Numerous other provisions of the act called for regulations by the Secretary of the Treasury, such as those relating to the collection of customs duties and the free list; to the importation or manufacture in bond or withdrawal from bond free of tax; to drawbacks on imported merchandise; to the collection of internal revenue, and some others; but these related to matters for whose efficient regulation the Secretary of the Treasury was invested with adequate power, and their subject-matter was different from that of section 61.
If the duty of the Secretary to prescribe regulations was merely ministerial, and a mandamus could, under circumstances, have issued to compel him to discharge it, would not the judgment at which he arrived, the action which he took, and his reference of the matter to Congress, have furnished a complete defence? But it is insisted that by reason of the exercise of discretionary power necessarily involved in prescribing regulations as contemplated, the Secretary could not have been thus compelled to act. We think the argument entitled to great weight, and that it demonstrates the intention of Congress to leave the entire matter to the Treasury Department to ascertain what would be needed in order to carry the section into effect.

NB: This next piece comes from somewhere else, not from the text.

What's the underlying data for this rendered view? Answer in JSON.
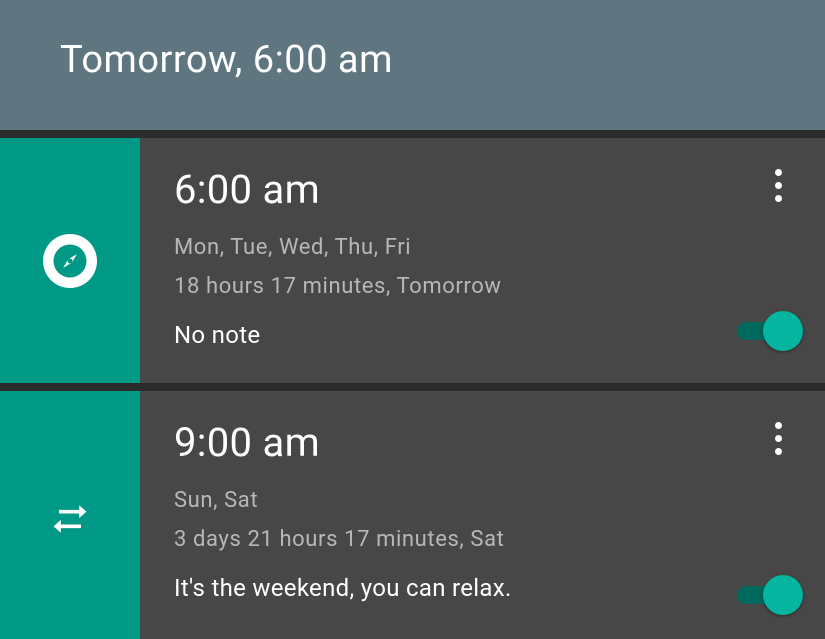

Nothing could have been further from the mind of Congress than that repayment must be made on the unregulated use of alcohol in the arts, if in the judgment of the Department, as the matter stood, such use could not be regulated.

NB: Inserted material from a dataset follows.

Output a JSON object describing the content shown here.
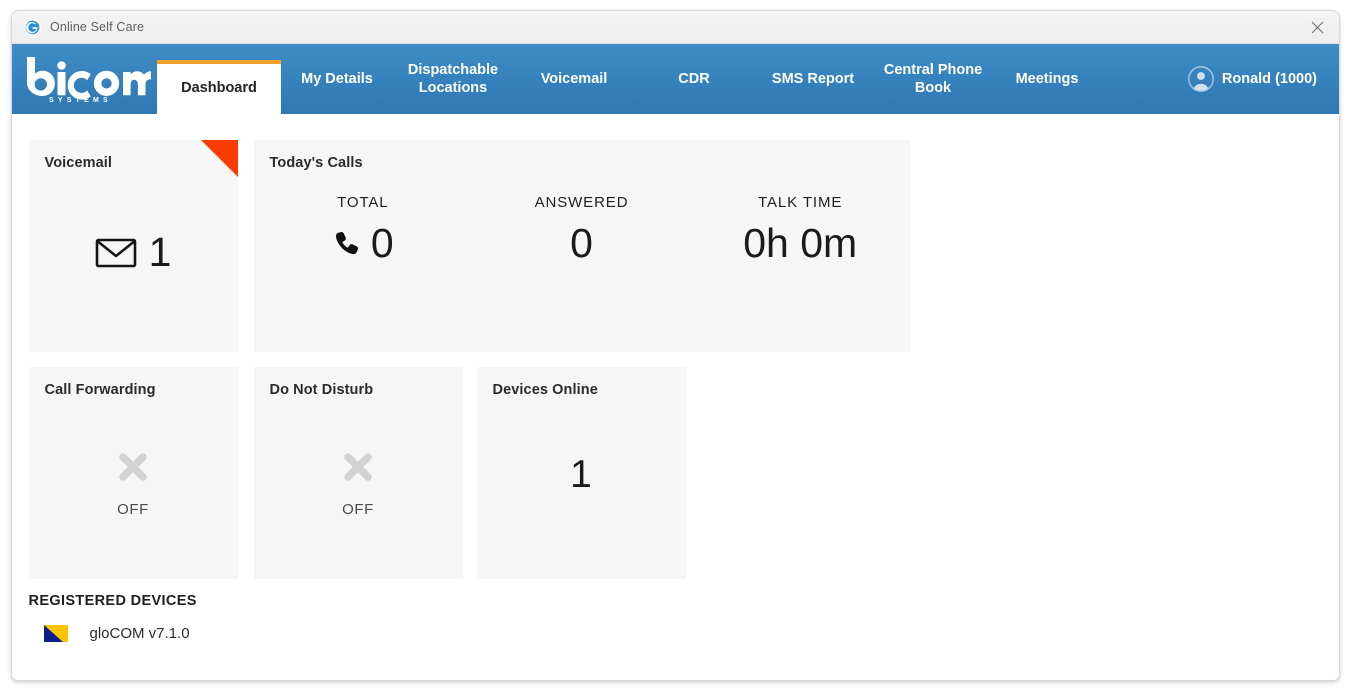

All this, however, only tends to sustain the conclusion of the Court of Claims that this was not the case of a right granted in prsenti to all persons who might, after the passage of the law, actually use alcohol in the arts, or in any medicinal or other like compounds, to a rebate or repayment of the tax paid on such alcohol, but that the grant of the right was conditioned on use in compliance with regulations to be prescribed, in the absence of which the right could not vest so as to create a cause of action by reason of the unregulated use. The decisions bearing on the subject are examined and *77 discussed in the opinion of the Court of Claims, and we do not feel called on to recapitulate them here.
Judgment affirmed.
MR. JUSTICE BROWN, MR. JUSTICE WHITE, MR. JUSTICE PECKHAM and MR. JUSTICE McKENNA dissented.